Ticaret Bakanlığımıza, Dışişleri Bakanlığımıza ve Afrika Birliği Sekretaryasına forumun düzenlenmesi noktasında gösterdikleri çabalar dolayısıyla teşekkür ediyorum. Dış Ekonomik İlişkiler Kurulu DEİK’i bu güzel organizasyon için ayrıca tebrik ediyorum.
Forum’un Türkiye’nin gönül köprüleri kurduğu Afrika Kıtası ile iş birliğinin güçlenmesine katkı sağlamasını diliyorum. Nitekim dün ve bugün yapılan oturumlarda enerjiden tarıma, sağlıktan bankacılık sistemine ve inovasyon buna dahil olmak suretiyle inovasyona kadar birçok alanda karşılıklı yatırım fırsatları ele alındı. Türkiye ile kıta ülkeleri arasındaki potansiyeli harekete geçirecek politika önerileri foruma katılan yetkin isimler tarafından paylaşıldı. İş birliğimizin güçlü yönlerinin yanı sıra üzerinde hep birlikte çalışmamız gereken başlıklar da forum çerçevesinde tartışıldı, değerlendirildi. Burada gündeme getirilen hususların kıta ile ilişkilerimizi güçlendirme gayretlerimizde bize yol göstereceğine inanıyorum.

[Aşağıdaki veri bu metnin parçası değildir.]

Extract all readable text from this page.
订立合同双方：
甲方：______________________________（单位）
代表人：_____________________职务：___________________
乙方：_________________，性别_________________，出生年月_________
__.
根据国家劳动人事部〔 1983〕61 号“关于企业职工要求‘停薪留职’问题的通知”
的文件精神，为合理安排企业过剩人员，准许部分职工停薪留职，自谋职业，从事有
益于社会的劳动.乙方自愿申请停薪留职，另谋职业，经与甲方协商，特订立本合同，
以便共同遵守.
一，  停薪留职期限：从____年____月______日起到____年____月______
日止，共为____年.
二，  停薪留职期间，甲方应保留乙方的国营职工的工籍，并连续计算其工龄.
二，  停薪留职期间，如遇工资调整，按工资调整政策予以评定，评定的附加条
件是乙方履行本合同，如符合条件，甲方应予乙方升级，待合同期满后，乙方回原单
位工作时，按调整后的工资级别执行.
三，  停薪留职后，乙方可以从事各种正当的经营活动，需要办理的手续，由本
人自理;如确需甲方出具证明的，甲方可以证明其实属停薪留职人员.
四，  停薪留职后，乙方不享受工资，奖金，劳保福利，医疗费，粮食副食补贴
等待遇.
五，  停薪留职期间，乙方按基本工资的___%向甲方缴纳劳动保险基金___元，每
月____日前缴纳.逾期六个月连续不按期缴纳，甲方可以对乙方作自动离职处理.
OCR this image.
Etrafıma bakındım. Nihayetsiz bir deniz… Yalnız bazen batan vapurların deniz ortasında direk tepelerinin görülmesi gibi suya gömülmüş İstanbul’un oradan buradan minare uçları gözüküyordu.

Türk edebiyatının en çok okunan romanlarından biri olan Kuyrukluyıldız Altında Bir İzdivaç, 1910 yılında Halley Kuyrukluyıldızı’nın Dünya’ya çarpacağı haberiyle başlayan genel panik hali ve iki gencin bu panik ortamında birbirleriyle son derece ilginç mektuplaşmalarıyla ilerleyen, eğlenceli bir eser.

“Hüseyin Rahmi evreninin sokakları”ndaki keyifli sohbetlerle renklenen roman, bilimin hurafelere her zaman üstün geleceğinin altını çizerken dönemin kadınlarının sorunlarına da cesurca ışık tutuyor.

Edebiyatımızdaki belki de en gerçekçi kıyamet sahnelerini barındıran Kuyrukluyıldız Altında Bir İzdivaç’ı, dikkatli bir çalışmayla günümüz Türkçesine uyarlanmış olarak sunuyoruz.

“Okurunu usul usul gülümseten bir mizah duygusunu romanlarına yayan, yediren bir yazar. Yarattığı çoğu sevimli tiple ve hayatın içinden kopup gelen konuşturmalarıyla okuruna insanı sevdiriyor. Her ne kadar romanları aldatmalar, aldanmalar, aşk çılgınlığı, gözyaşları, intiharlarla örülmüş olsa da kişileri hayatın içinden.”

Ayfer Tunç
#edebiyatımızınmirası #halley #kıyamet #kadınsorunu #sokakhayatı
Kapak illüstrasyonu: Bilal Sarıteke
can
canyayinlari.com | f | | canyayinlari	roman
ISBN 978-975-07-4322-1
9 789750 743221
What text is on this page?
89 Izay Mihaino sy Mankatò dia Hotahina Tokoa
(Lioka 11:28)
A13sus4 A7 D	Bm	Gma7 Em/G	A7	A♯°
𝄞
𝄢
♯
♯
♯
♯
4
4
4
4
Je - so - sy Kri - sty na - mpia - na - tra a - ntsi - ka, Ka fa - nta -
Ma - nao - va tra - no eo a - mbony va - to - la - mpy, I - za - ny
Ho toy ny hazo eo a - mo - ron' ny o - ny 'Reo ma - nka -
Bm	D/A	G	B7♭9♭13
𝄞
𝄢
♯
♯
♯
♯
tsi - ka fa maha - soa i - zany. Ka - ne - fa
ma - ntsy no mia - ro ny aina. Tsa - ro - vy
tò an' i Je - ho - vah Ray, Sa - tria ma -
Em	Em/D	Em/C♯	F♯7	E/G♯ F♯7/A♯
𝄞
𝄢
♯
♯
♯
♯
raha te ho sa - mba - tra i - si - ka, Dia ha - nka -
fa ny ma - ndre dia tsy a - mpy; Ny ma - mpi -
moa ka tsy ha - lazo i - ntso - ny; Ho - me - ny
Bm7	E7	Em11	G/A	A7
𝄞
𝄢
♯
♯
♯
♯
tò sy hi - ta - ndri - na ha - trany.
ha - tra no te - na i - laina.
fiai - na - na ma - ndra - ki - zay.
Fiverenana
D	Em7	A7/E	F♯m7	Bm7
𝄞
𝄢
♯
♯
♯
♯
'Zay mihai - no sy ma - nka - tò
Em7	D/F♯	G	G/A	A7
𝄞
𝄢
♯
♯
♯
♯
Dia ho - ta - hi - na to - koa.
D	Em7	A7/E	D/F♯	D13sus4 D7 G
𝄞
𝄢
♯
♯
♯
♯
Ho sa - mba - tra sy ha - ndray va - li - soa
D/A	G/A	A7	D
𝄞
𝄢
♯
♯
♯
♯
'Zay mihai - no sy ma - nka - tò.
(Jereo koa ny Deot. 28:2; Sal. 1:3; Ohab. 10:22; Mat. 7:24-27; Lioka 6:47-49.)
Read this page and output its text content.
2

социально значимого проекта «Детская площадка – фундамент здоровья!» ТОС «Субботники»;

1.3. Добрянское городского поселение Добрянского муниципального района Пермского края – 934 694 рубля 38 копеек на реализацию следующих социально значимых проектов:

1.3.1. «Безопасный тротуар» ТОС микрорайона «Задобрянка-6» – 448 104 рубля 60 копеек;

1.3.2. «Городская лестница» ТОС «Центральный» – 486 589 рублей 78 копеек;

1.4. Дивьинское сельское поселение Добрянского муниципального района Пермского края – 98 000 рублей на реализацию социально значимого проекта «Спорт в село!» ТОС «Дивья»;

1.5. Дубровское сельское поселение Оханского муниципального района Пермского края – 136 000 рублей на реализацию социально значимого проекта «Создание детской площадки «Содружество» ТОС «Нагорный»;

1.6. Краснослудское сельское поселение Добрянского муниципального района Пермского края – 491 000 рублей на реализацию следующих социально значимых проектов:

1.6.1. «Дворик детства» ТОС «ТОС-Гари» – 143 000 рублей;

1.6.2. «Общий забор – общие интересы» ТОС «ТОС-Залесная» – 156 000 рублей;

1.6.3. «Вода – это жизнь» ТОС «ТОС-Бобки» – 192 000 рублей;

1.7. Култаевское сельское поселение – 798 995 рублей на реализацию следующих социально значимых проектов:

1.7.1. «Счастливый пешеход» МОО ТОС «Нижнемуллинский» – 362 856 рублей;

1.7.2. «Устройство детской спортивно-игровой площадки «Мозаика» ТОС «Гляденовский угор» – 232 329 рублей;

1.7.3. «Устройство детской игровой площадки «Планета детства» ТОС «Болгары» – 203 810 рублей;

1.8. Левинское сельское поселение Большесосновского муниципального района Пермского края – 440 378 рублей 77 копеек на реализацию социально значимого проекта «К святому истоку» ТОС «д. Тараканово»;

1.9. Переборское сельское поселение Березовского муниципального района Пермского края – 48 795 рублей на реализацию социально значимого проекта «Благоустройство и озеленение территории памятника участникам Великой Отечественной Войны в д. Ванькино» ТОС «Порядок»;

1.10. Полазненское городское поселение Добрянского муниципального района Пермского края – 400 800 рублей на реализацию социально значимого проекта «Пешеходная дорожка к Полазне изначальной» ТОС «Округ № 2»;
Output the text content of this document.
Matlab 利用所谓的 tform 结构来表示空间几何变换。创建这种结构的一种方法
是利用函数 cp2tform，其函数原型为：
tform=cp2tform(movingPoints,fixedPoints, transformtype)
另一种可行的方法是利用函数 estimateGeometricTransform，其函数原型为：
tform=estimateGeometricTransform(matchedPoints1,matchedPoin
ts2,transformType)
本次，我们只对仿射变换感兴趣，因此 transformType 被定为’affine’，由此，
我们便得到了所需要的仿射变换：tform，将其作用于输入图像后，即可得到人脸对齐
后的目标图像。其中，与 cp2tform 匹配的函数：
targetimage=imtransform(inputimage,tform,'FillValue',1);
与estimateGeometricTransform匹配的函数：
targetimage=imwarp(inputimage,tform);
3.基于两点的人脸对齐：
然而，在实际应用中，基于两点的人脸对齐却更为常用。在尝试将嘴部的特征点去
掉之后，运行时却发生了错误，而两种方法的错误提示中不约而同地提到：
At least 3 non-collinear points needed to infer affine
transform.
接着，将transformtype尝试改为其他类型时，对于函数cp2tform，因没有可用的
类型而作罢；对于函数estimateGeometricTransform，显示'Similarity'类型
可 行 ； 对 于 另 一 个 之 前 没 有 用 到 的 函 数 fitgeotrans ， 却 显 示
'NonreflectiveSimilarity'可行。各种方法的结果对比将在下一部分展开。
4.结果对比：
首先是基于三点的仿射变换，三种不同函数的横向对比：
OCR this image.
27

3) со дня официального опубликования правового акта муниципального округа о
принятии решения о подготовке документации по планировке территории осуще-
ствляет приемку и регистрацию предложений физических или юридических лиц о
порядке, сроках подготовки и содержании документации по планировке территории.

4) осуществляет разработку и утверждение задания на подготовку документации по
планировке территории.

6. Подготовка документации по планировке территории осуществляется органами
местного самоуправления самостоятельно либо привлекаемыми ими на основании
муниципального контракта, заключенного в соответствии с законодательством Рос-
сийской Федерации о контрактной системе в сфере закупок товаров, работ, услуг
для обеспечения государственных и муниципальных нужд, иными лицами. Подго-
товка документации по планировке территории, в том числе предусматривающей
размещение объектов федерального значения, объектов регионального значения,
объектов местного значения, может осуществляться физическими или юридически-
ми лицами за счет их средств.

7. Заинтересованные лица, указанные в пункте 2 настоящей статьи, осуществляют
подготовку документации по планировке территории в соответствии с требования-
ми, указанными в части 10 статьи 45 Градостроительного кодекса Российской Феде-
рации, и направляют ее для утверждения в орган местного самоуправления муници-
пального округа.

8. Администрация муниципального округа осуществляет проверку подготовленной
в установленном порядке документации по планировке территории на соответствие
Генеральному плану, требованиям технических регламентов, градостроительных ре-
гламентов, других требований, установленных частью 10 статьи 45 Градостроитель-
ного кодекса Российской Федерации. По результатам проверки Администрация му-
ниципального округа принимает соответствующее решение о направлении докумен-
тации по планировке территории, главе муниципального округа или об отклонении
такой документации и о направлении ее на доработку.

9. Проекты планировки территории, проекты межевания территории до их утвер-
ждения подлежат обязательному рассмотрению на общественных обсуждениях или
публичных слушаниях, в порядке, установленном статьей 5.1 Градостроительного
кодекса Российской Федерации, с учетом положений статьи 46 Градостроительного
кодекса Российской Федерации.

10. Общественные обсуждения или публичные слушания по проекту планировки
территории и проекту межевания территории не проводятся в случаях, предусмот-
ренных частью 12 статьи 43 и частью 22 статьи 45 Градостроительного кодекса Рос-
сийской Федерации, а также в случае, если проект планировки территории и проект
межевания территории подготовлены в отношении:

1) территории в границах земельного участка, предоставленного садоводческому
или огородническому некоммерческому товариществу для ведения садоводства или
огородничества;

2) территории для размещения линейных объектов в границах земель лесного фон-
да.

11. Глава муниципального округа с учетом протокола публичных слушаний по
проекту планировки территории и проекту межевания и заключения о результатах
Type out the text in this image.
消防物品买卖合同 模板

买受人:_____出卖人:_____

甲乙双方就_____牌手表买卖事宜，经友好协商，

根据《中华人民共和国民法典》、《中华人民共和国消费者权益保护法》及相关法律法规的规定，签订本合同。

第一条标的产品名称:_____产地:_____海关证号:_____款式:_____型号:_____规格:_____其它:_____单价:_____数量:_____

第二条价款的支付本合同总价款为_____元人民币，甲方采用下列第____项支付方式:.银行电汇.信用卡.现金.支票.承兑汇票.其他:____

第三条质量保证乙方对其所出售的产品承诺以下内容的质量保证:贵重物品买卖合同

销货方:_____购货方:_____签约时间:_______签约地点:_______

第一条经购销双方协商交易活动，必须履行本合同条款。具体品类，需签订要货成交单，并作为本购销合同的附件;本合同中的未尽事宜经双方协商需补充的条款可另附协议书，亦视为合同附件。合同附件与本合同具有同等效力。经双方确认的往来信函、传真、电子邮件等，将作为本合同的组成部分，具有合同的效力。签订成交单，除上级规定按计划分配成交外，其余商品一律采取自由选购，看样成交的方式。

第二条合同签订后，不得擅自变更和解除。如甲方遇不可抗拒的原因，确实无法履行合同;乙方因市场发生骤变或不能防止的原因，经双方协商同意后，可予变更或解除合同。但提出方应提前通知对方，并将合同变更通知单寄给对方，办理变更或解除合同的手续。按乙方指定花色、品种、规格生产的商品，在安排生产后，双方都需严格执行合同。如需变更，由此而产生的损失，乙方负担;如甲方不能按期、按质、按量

Koronavirüs salgınının küresel ticareti etkilediği bir dönemde düzenlenen bu formun iş dünyamız için de ufuk açıcı olduğunu düşünüyorum. Bu vesileyle bir kez daha özgün fikirleriyle forumu zenginleştiren tüm katılımcılara teşekkürlerimi iletiyorum.
Kıymetli Misafirler,
Afrika’nın kalplerimizdeki müstesna yerini her vesileyle dile getiriyorum. Afrikalı kardeşlerimize muhabbetlerimizin sadece bir retorik olmadığını kıta genelinde yaptığımız çalışmalarla ortaya koyuyoruz. Afrika’da kapısı çalınmadık dost, yarası sarılmadık gönül, iş birliği yapılmadık ülke bırakmıyoruz. Afrika halklarının da ülkemize ve milletimize aynı samimiyetle yaklaştığını görmekten de ayrıca memnuniyet duyuyoruz. Ülke olarak biz adım atınca Afrikalı siyasetçiler çok daha büyük bir hüsnükabulle aynen burada görüldüğü gibi buna karşılık veriyorlar.
Türk iş dünyasının kıta ülkelerindeki yatırımları arttıkça, bundan bizim girişimcilerimizin yanı sıra Afrikalı kardeşlerimiz de istifade ediyor. Buna kıtaya yaptığımız son seyahatimde bir kez daha şahit oldum. Pazar günü başladığımız Afrika temaslarımız kapsamında beraberimizde Bakan arkadaşlarımız ve kalabalık bir iş adamı heyetiyle önce Angola, daha sonra Togo ve Nijerya’da çok verimli temaslarda bulunduk. Her üç ülkede devlet başkanları ve siyasetçilerle bire-bir ve heyetler arası görüşmeler gerçekleştirdik. Togo’da ayrıca Burkina Faso ve Liberya devlet başkanlarıyla da bir araya geldik. Ziyaretimiz kapsamında Angola ve Nijerya’da iş forumları düzenledik. Şunu memnuniyetle ifade etmeliyim ki her üç ülkede de Afrikalı kardeşlerimiz bizi çok büyük bir muhabbetle karşıladı. Afrika’da şahsımıza ve heyetimize gösterilen sıcak ilgi ve samimiyet karşısında bu aziz milletin bir ferdi olmaktan, Türkiye Cumhuriyeti’nin Cumhurbaşkanı olmaktan bir kez daha gurur duydum.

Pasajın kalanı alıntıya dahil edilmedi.